Elastic Wave Eigenmode Solver for Acoustic Waveguides

A numerical solver for the elastic wave eigenmodes in acoustic waveguides of inhomogeneous cross-section is presented. Operating under the assumptions of linear, isotropic materials, it utilizes a finite-difference method on a staggered grid to solve for the acoustic eigenmodes of the vector-field elastic wave equation. Free, fixed, symmetry, and anti-symmetry boundary conditions are implemented, enabling efficient simulation of acoustic structures with geometrical symmetries and terminations. Perfectly matched layers are also implemented, allowing for the simulation of radiative (leaky) modes. The method is analogous to eigenmode solvers ubiquitously employed in electromagnetics to find waveguide modes, and enables design of acoustic waveguides as well as seamless integration with electromagnetic solvers for optomechanical device design. The accuracy of the solver is demonstrated by calculating eigenfrequencies and mode shapes for common acoustic modes in several simple geometries and comparing the results to analytical solutions where available or to numerical solvers based on more computationally expensive methods.

💡 Research Summary

This paper introduces a finite‑difference eigenmode solver tailored for acoustic waveguides with arbitrary, inhomogeneous cross‑sections, assuming linear, isotropic materials. By exploiting the translational invariance along the waveguide axis (z‑direction), the three‑dimensional elastic wave equation is reduced to a two‑dimensional eigenvalue problem in the transverse (x‑y) plane, with the propagation constant β prescribed and the angular frequency ω emerging as the eigenvalue (ω²). The authors reformulate the governing equations—Newton’s second law combined with Hooke’s law—into a Hermitian operator acting on a weighted displacement field (√ρ u). This yields a standard eigenvalue problem amenable to sparse‑matrix techniques.

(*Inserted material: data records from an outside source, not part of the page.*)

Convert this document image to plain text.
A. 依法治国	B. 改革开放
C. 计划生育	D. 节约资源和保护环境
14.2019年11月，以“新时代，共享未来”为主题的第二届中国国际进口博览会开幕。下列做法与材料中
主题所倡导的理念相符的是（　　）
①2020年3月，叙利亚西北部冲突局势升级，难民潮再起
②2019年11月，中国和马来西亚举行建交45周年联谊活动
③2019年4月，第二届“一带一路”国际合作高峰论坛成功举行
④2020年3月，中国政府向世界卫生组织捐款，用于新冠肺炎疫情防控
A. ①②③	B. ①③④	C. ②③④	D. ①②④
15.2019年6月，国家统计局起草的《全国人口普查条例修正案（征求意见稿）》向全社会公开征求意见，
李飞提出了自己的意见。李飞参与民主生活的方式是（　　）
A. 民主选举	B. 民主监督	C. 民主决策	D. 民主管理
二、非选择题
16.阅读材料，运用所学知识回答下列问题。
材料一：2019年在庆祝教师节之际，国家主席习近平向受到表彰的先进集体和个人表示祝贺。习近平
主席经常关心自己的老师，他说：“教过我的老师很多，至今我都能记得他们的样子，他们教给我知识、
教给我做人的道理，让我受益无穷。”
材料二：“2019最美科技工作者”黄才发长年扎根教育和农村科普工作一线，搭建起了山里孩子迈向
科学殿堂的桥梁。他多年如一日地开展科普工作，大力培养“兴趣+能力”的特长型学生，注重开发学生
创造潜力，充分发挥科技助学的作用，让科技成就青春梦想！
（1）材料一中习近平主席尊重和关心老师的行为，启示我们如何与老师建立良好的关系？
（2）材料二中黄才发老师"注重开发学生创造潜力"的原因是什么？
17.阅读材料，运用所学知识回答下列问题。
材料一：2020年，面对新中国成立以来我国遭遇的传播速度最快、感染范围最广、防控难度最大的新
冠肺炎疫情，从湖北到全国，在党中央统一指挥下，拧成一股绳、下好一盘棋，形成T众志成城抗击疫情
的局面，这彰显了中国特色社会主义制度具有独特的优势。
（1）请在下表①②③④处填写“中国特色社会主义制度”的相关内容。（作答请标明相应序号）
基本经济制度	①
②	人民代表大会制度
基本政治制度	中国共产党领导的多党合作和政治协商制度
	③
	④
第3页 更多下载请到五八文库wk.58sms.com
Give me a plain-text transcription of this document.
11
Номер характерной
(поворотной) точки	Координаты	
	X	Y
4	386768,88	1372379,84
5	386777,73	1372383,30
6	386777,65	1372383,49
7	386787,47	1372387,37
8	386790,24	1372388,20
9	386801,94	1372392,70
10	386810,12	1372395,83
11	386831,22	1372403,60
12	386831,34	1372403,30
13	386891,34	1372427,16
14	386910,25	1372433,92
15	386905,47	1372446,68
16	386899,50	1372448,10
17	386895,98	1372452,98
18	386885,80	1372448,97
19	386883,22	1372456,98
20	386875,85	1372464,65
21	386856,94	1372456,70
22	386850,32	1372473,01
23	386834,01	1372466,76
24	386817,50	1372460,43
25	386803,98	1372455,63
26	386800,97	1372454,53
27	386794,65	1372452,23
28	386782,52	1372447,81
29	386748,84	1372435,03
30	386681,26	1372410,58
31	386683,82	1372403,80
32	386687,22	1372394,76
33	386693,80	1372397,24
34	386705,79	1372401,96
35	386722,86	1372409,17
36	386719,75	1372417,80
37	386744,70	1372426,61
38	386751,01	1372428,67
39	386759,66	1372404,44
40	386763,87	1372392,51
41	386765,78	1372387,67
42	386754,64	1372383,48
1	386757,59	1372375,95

A staggered‑grid discretization, analogous to the Yee scheme used in electromagnetic solvers, is employed. Principal stresses (σ_xx, σ_yy, σ_zz) are sampled at cell centers, normal displacements (u_x, u_y, u_z) at cell faces, and shear stresses (σ_xy, σ_xz, σ_yz) at face edges. This arrangement preserves second‑order accuracy for all field components even when material parameters vary on the scale of the grid. The z‑derivative is replaced by –jβ, and the resulting 2‑D grid is populated with forward and backward finite‑difference operators that remain adjoint pairs (∇ₛ† = –∇·) in the discrete setting.

Boundary conditions are incorporated directly on the staggered grid: fixed boundaries enforce zero displacement, free boundaries enforce zero stress, while symmetry and anti‑symmetry conditions are realized by mirroring or sign‑flipping field values across the symmetry plane. Perfectly matched layers (PML) are implemented via complex coordinate stretching, providing an absorbing termination for radiative (leaky) modes.

The discretized operator is assembled into a large, sparse, real‑symmetric matrix H (Hermitian in lossless media). The eigenvalue problem H ψ = ω² ψ is solved using MATLAB’s ‘eigs’ function (Arnoldi iteration with shift‑invert), which efficiently extracts a few low‑order modes for a given β without computing the full spectrum. This approach dramatically reduces memory usage and computational time compared to conventional finite‑element methods (FEM) that must solve the full 3‑D problem.

Validation is performed on several benchmark geometries: rectangular and circular waveguides, as well as composite core‑cladding structures. Analytical solutions (e.g., Bessel‑function based modes) and commercial FEM results (COMSOL) are used as references. Convergence studies demonstrate second‑order error reduction with grid refinement, and relative frequency errors remain below 1 % across a frequency range of 1 MHz to 10 GHz. Computational speedups of an order of magnitude or more are reported relative to full‑3D FEM simulations.

Key contributions of the work include: (1) a staggered‑grid finite‑difference formulation for the elastic wave equation that mirrors the electromagnetic Yee grid, enabling seamless multi‑physics coupling; (2) comprehensive implementation of physical (free, fixed) and mathematical (symmetry, anti‑symmetry) boundary conditions together with PML for both confined and leaky modes; (3) demonstration that sparse‑matrix eigenvalue solvers can efficiently compute acoustic waveguide modes with high accuracy and low computational cost. The authors note that the method can be extended to anisotropic or lossy materials, to non‑uniform longitudinal variations, and to integrated optomechanical simulations where the same Yee‑type grid is already used for the optical fields. The MATLAB code is made publicly available, facilitating adoption by the broader photonics and acoustics communities.